Get final URL of a Javascript Redirect using PHP

Hi,

I’ve been trying to figure out how I can get the target URL of a link using PHP. I figured out that this is normally done using CURL, which would have worked fine, if the links I am testing redirected correctly, however they are using JavaScript to do the redirecting.

Does anyone know of a different PHP technique I can use to figure out the final URL of a link, no matter what kind of redirect is in place? I feel like it may be impossible, but I wanted to see what others thought…

Thanks for the help!

Give an example of the code/flow of the redirect.

Essentially what I have is a script that generates a sitemap for my site from a database that is created from a website spidering program. Within this database are a bunch of URLs that have JavaScript in them redirecting to the actual content, say a PDF file:

something.com/linkothumbredirect.jsp?im_dbkey=123456

redirects via Javascript to:

something.com/content/somepdf.pdf

The problem I am facing is because the pages are redirecting using JavaScript I can’t scrape the header for the target URL (the second URL above). All I get is the original URL before the page redirects. I’ve been trying to do this using CURL:

/*
 * Get a web file (HTML, XHTML, XML, image, etc.) from a URL.  Return an
 * array containing the HTTP server response header fields and content.
 */
function get_web_page( $url )
{

$ch = curl_init();
curl_setopt($ch, CURLOPT_URL, $url);
curl_setopt($ch, CURLOPT_RETURNTRANSFER, true);
curl_setopt($ch, CURLINFO_HEADER_OUT, true);
curl_exec($ch);
return curl_getinfo($ch,CURLINFO_EFFECTIVE_URL);	
	
}

Unfortunately, I don’t have access to modify the redirect strategy of these pages. I’m trying to find a solution that would work with any redirect.

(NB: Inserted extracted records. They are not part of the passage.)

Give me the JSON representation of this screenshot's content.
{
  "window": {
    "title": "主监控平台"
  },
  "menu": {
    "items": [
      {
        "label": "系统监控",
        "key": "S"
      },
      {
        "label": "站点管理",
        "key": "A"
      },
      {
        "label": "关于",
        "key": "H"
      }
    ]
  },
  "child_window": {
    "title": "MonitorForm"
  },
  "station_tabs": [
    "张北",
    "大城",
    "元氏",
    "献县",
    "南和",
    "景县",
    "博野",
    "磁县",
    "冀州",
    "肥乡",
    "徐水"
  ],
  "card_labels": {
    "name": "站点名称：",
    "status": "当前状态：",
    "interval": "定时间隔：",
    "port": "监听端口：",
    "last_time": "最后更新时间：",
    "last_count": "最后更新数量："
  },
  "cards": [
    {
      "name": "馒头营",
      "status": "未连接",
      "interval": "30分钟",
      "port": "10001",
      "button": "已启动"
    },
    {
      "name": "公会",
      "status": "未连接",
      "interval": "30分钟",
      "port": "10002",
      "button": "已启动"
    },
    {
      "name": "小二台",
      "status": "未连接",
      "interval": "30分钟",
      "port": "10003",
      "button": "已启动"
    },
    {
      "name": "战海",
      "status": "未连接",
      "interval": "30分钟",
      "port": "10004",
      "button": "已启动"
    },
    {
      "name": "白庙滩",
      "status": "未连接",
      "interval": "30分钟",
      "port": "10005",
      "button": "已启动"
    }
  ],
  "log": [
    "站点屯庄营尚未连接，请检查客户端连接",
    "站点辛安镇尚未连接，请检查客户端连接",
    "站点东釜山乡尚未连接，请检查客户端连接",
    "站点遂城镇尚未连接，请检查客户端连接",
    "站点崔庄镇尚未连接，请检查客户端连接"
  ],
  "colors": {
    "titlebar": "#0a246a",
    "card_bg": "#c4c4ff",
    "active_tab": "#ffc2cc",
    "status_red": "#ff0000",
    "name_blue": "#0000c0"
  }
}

You can’t really do that, without emulating Javascript, which in turn would mean emulating an entire browser. Firefox can be remotely scripted, so it is possible, but it would be a lot of work. You’re probably better off writing a per-site specific regular-expression to parse out the URL from the Javascript code. Alternatively, you could simply treat the page as one big text-file, and parse out everything, that looks like a URL and then try to grab that.

So, then how does javascript know how to translate the url1 into url2?

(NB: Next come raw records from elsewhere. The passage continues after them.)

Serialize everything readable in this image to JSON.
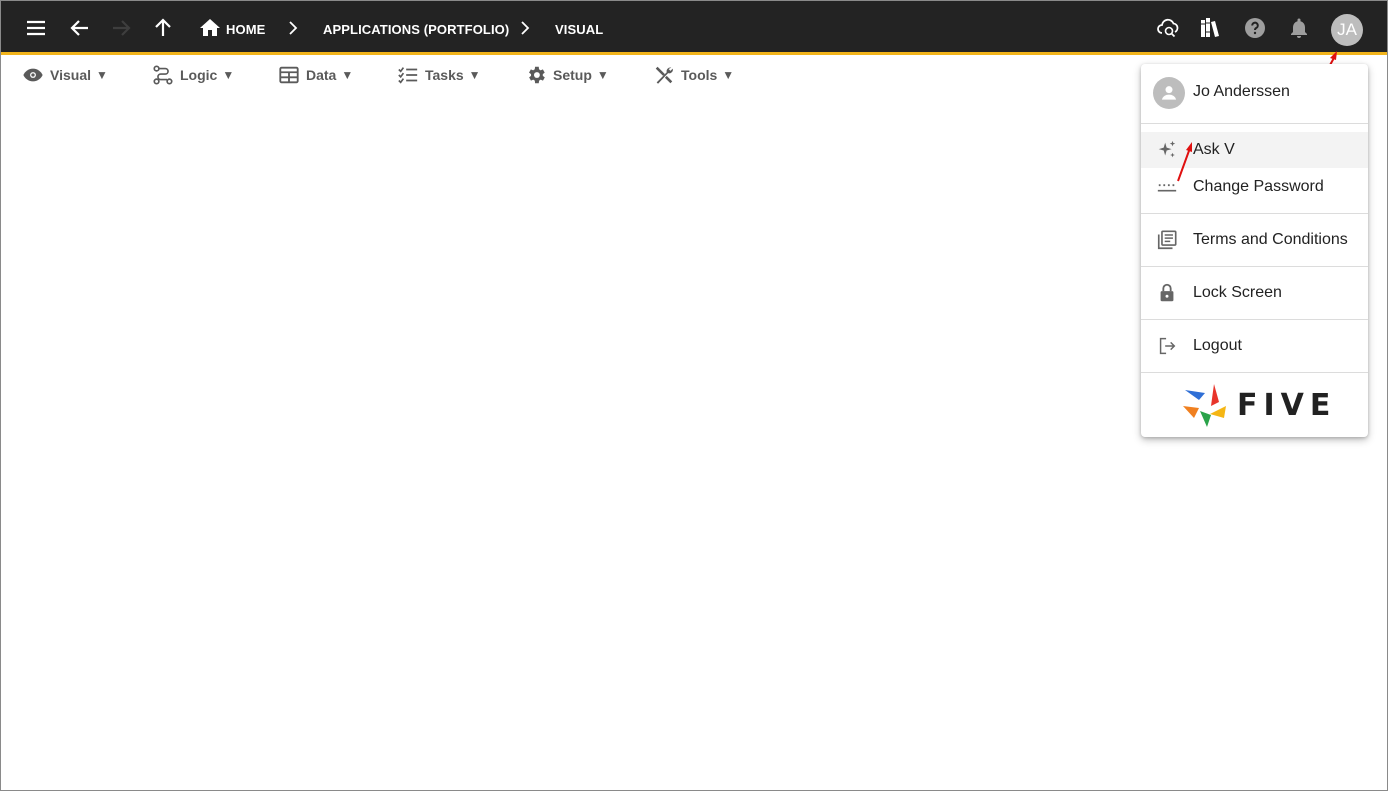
{
  "topbar": {
    "breadcrumbs": [
      "HOME",
      "APPLICATIONS (PORTFOLIO)",
      "VISUAL"
    ],
    "icons": [
      "menu-icon",
      "back-arrow-icon",
      "forward-arrow-icon",
      "up-arrow-icon",
      "home-icon",
      "cloud-sync-icon",
      "library-icon",
      "help-icon",
      "bell-icon"
    ],
    "avatar_initials": "JA"
  },
  "menubar": {
    "items": [
      {
        "label": "Visual",
        "icon": "eye-icon"
      },
      {
        "label": "Logic",
        "icon": "flow-icon"
      },
      {
        "label": "Data",
        "icon": "table-icon"
      },
      {
        "label": "Tasks",
        "icon": "checklist-icon"
      },
      {
        "label": "Setup",
        "icon": "gear-icon"
      },
      {
        "label": "Tools",
        "icon": "tools-icon"
      }
    ],
    "caret": "▼"
  },
  "user_menu": {
    "user_name": "Jo Anderssen",
    "items": [
      {
        "label": "Ask V",
        "icon": "sparkle-icon"
      },
      {
        "label": "Change Password",
        "icon": "password-icon"
      },
      {
        "label": "Terms and Conditions",
        "icon": "document-icon"
      },
      {
        "label": "Lock Screen",
        "icon": "lock-icon"
      },
      {
        "label": "Logout",
        "icon": "logout-icon"
      }
    ],
    "logo_text": "FIVE"
  },
  "colors": {
    "topbar_bg": "#232323",
    "accent": "#f2b41b",
    "annotation_arrow": "#e01010"
  }
}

Or are you saying that the server does the redirect via an http header, and you just don’t yet know how to get that header?

The JSP dynamically populates the values of the redirect, referencing a database.

You’re not providing enough information.

The JSP page looks like this:

<html>
<head>
<title><%= (ci.getAltTitle() == null || ci.getAltTitle().equals("")) ?
ci.getTitle() + " - PTC.com" :
ci.getAltTitle()%></title>
<script type="text/javascript"><!--//--><![CDATA[//><!--
var isNew = "1";
var isBack;

function cleanRedirect() {
	isBack = (isNew != document.backCheck.a1.value);
	document.backCheck.a1.value=2;
	document.backCheck.a1.defaultValue=2;
	
	var url = '<%=file.getPath()%>'	
	if (isBackButtonUsed()) {
		url = document.referrer;
	}
	location.replace(url);

}

function isBackButtonUsed () {
	return isBack;
}

//--><!]]></script>

<meta http-equiv="Refresh" content="1;url=<%=file.getPath()%>">

</head>
<body onload="cleanRedirect();">
<form name="backCheck" id="backCheck">
<input type="hidden" name="a1" value="1" style="visibility:hidden">
</form>
</body>
</html>

It is getting the path of the file and plugging it into the JavaScript function which will redirect to the URL of the actual content.

Okay.

So using


$resp = file_get_contents('http://something.com/linkothumbredirect.jsp?im_dbkey=123456');

returns the html/javascript you just posted.

Use a regex to parse the url out.


$resp = file_get_contents('http://something.com/linkothumbredirect.jsp?im_dbkey=123456');
if (preg_match("#var url = '([^']+)'#", $resp, $matches)) {
    echo $matches[1];
} else {
    // failed
}